Ayla terdiam sejenak lalu tertawa hambar, "A-haha, apasih lo ngaco. Gue udah gak suka kali sama dia."
"Emang lo suka sama siapa?"
"Huah!" Pekik Ayla kaget saat merasakan bisikan ditelinganya, sedangkan Airin dan Azila hanya tertawa ngakak.
"S-se sejak kapan lo disini?" Tanya Ayla dengan gugup.
Joshua duduk disamping Ayla dengan muka yang nampak berfikir, "Em, sejak Lo bilang gak suka kali sama dia."
Ayla mengusap dadanya sukur, "Lain kali Lo jangan muncul tiba tiba, untung gue gak punya penyakit jantung."
"Hm, mungkin kalo lo punya pun. Lo udah mati sekarang," Ucap Joshua dengan santainya.
"Wah sialan! lo ngedoain gue mati!"
"Lah siapa juga yang nge doa, gue kan cuman ngomong," Bantah Joshua, Ayla menatapnya geram, "Ucapan adalah doa bego!"
"Lah berarti lo juga nge doa kalo lo punya penyakit jantung," Ucap Joshua.
Ayla mengepalkan kedua tangannya geram, ”Jojo, dalam hitungan ketiga. Kalo lo masih berada dalam pandangan gue, gue janji bakal bunuh Lo sekarang juga."
Joshua tidak gentar dengan ancaman Ayla, malah tubuhnya sengaja dia sandarkan dikursi dengan kaki yang menyilang angkuh.
"Satu."
"Dua."
Airin dan Azila duduk dengan tenang melihat pertengkaran calon sepasang kekasih itu, Azila berbisik keAirin, "Menurut lo mereka jodoh kagak?"

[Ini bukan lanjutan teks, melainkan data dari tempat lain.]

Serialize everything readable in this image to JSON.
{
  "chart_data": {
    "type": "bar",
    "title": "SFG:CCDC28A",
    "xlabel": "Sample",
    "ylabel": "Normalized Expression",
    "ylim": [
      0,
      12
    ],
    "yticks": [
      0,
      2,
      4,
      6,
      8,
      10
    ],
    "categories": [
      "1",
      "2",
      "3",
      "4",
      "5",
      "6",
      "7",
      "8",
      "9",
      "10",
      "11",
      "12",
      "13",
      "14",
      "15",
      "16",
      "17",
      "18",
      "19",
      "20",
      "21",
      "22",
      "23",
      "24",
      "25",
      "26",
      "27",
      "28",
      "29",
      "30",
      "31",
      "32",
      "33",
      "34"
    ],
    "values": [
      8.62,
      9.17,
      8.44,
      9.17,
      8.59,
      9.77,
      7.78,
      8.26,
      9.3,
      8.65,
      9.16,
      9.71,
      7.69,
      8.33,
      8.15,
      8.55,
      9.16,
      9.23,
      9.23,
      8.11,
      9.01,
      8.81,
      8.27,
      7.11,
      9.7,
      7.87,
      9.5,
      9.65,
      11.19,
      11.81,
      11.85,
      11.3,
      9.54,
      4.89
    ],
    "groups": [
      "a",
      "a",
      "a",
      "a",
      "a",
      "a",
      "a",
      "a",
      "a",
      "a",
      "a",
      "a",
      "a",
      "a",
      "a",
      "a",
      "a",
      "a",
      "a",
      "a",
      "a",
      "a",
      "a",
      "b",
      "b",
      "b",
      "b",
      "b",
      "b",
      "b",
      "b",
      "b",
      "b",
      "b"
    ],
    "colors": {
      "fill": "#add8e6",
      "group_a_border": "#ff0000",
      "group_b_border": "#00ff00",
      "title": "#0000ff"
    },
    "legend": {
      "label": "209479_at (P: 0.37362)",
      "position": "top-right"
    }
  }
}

"Menurut gue sih iya," Balas Airin.
Ayla menatap Joshua tajam sambil membawa buku tebal fisika ditangannya, "Tig-"
Cup.
"Omo!" Pekik Airin dan Azila bersamaan saat melihat adegan plus plus didepannya.
Ayla terdiam kaku saat benda kenyal itu menempel dipipinya dengan sebelah tangan yang terangkat memegang buku paket fisika, matanya mengerjap ngerjap kaget.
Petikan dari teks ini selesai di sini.